总而言之,我們知道,等級有一种天然的构造,这种构造在其演进和动作中形成了各个文化的生活历程的基本結构。这种結构的形成不是出于特殊的决定;只有当革命成为演进的形式而非某些私人意志的产物时,革命才能使它有所改变。从它的最高度的宇宙意义說,它从未进入实行家和思想家的意識,因为它在人类身上藏得太深了,只能是一个不言而喻的已知数。人們只是从表面择取口号和理由,在历史的那一方面为它們而战,那一方面理論上被认为是本面的层积,但实际上是不可分割地互相渗透的一个整体。首先,貴族和僧侣从空曠的景色中出现,并表现出存在和醒觉存在、时間和空間的純粹象征性。然后,在一方面的掠夺和另方面的探索下,出现了低級象征力量的双重类型,它們在城市晚期以經济和科学的形状取得优势。在这两股存在川流中,命运和因果的观念被无情地、反传統地想到了极限。被势不两立的敌視从英雄主义和圣者气概的古老阶級理想分离出来的两股力量涌现出来了——这两股力量就是金錢和才智,它們和那两种理想的关系就象城市和乡村的关系一样。从此以后,財产就被叫作財富,世界观就被称为知識——一种凟神的宿命和一种世俗的因果律。可是,科学也与貴族矛盾,因为貴族既不証明也不研究,而是一切。“怀疑一切”是一个市民的态度而非一个貴族的态度,同时这种态度也和僧侣的基本感情矛盾,因为对僧侣說来,評鉴的正当任务是一种侍女的任务。經济在这里也遇到一个以制欲的道德面貌出现的敌人,它拒絕賺錢,正如眞正以土地为基础的貴族藐視賺錢一样。甚至古老的商人貴族也已在許多場合中消亡了(例如,汉薩同盟的城市、威尼斯、热那亚),因为它带着它的传統,是无法也不会与大城市的生意情景投合的。而且,由于这一切,經济和科学本身也是互相敌視的;在賺錢和知識、会計室和研究室、商业的自由主义和空想的自由主义之間的冲突中,我們再一次见到了行动和瞑想、城堡和大教堂之間的古老的巨大的对立。这种事物的秩序以这一种或另一种形式在每种文化的結构中出现——因此,就有可能在社会方面,如同在历史的其他方面一样采用一种比較形态学。

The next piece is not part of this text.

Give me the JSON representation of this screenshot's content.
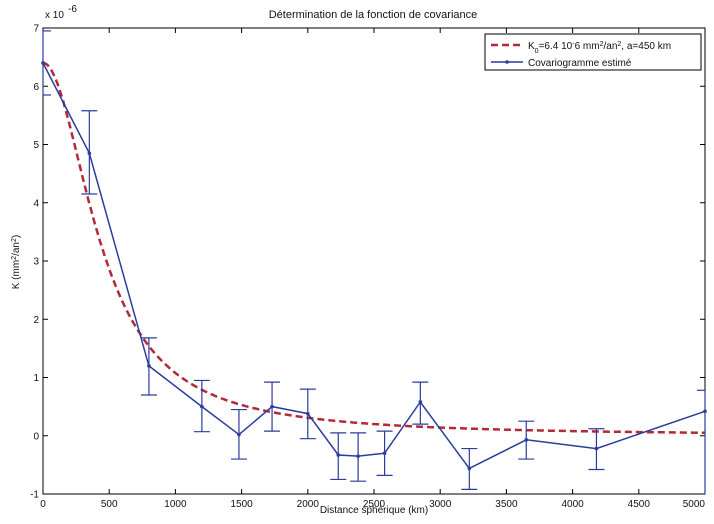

完全处于眞正等級范畴之外的,是手工业者、公务員、艺人和劳动者的职业性阶級(calling-classes),他們的行会組織(例如,中国的冶匠行会、埃及的书吏行会、及古典世界的歌手行会)从很古的时候就有,他們由于职业上的分离(这种分离有时甚至割断了他們与其他人的婚姻关系)实际上发展成为眞正的部落,例如阿比西尼亚的法拉沙人〔53〕和摩奴法典里面所提到的一些首陀罗种姓阶級。他們的分离純粹是由于他們的技术上的成就,因此,不是由于他們是时間和空間的象征性的容器之故。他們的传統同样只限于他們的技术,和他們自己的习俗伦理或道德无关,而在經济和科学中則經常有这类现象。法官和軍官源出貴族,所以是阶級,而公务員則是一种职业;学者起源于僧侣,所以是一个阶級,而艺人則是一种职业。荣誉感、良心在一种場合下依附于身份,在另一种場合下則依附于成就。在前一方面,每个范畴里面都有些象征性的东西,虽則象征可能很小,而在后一方面,在任何范畴里面都沒有。結果,他們和奇异、不规則、往往还有不体面是分不开的——例如,想想劊子手、伶人和江湖卖唱者或古典时代对艺人的估价吧。他們的阶級或行会脫离一般社会,或向社会中的其他等級(或个别的庇护人和米栖斯之流〔54〕)寻求保护,但要使自己投合那个社会,他們是作不到的,古代城市中的行会战爭和艺术家的天性和举止中的的种种怪癖都可以說明他們做不到这一层。